LUGANO DANCE PROJECT – «DANCE & HERITAGE» MIT BLICK ZURÜCK UND NACH VORNE
Das Lugano Dance Project (10.–14. Juni), das mit internationalen und nationalen Produktionen glänzt, ermöglichte auch dieses Jahr, im Kontext des diesjährigen Mottos «Dance & Heritage», eine Plattform, auf der verschiedene Kulturen, Kollektive, verschiedenste Ausdrucksformen und Identitäten aufeinandertrafen.
Mit Blick in die Vergangenheit sowie in die Zukunft stellte das Festival Fragen zur Rolle vergangener Tanzvermittlung und früheren Tanzwissens für die gegenwärtige, zeitgenössische Tanzkunst: kulturelles Erbe, das nun auch neue Formen von tänzerischen Didaktiken und künstlerischen Performances prägt. Gleichzeitig richtete sich das Augenmerk auf gegenwärtige Tanzpraktiken, die das Vergangene mit zeitgenössischen, differenzierten Ausdrucksformen neu beschreiben.
Neben herausragenden Performances wie u.a. Kyle Abrahams «White Space», Omar Rajehs «The Gathering: Dance People» oder Yasmine Hugonnets «Our Times», bildete Pina Bauschs Wiederinszenierung des ikonischen 1978-Stücks, «Kontakthof», mit Tänzer:innen des Original-Ensembles, unter der Leitung von Meryl Tankard den Höhepunkt der diesjährigen Ausgabe. Eine neuinszenierte Wiederaufnahme, die das Vergangene mit dem Gegenwärtigen selbstreferenziell verband.

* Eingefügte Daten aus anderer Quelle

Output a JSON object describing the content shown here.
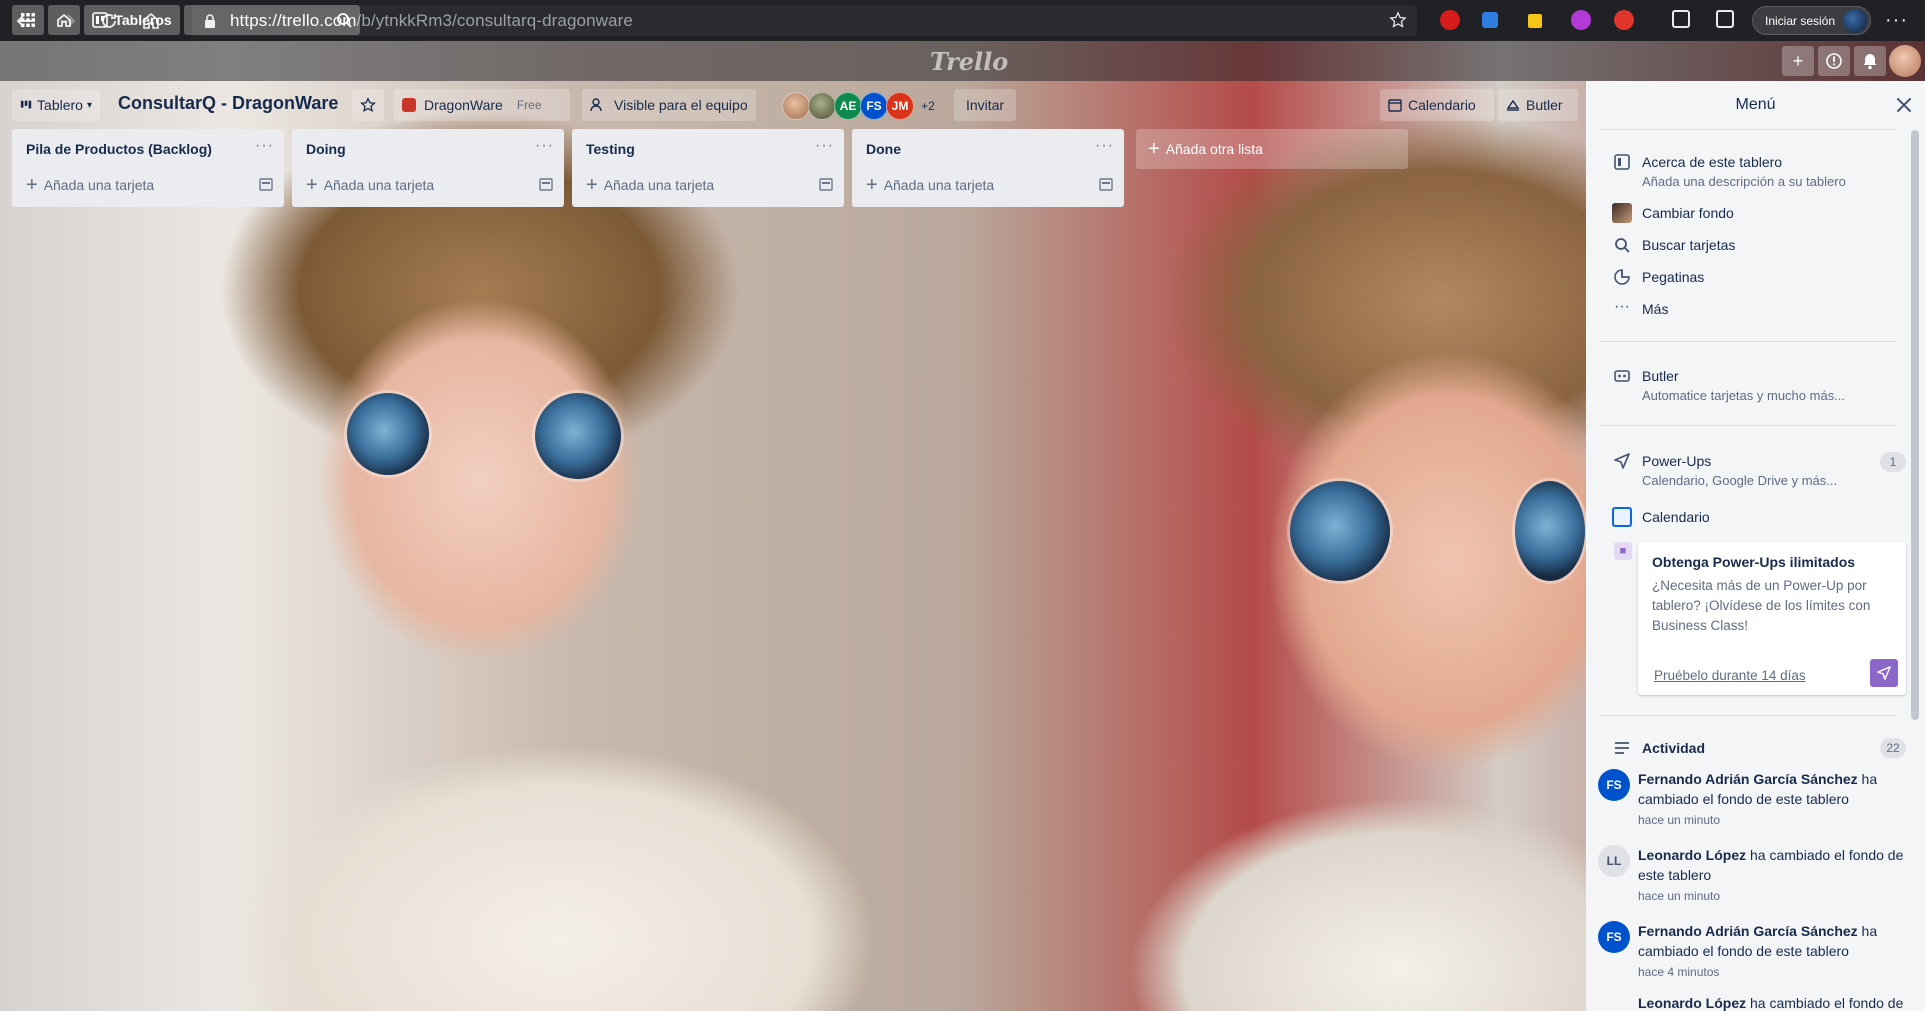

Neben Performances belebten auch Workshops und Talks das Festival. Eine Bandbreite, die nationale sowie internationale Anliegen vertrat. Workshopschwerpunkte reichten von regional verankerten Tanzkonzepten, wie u.a. Omar Rajehs Maqam, geleitet von Elise Bruyère und Nunzio Perricone, bis hin zu praktischen Tipps hinsichtlich nationaler Produktions- und Vertriebsherausforderungen, wie z.B. im Workshop «Tool de Suisse». Auch die politische Dimension, die in Chiara Bersanis Workshop zum Konzept «Corpo Politico» eine tragende Rolle spielte, war vertreten. Talks unter anderem mit Kyle Abraham, Cathy Levy, Emily May, Chiara Bersani, Yasmine Hugonnet, Kyle Walters oder auch Chus Martínez beleuchteten das Festival-Motto unter praxisbezogenen, theoretischen, akademischen, nationalen wie auch transnationalen Gesichtspunkten. Interdisziplinär abgerundet wurde das vielfältige Programm mit der filmischen Verhandlung solcher Anliegen: mit einem kuratierten Kurzfilmprogramm der argentinischen Künstlerin Cecilia Bengolea, in dem Themen des Kollektivs und der Individualität im Zusammenhang mit Körpern visualisiert und reflektiert werden.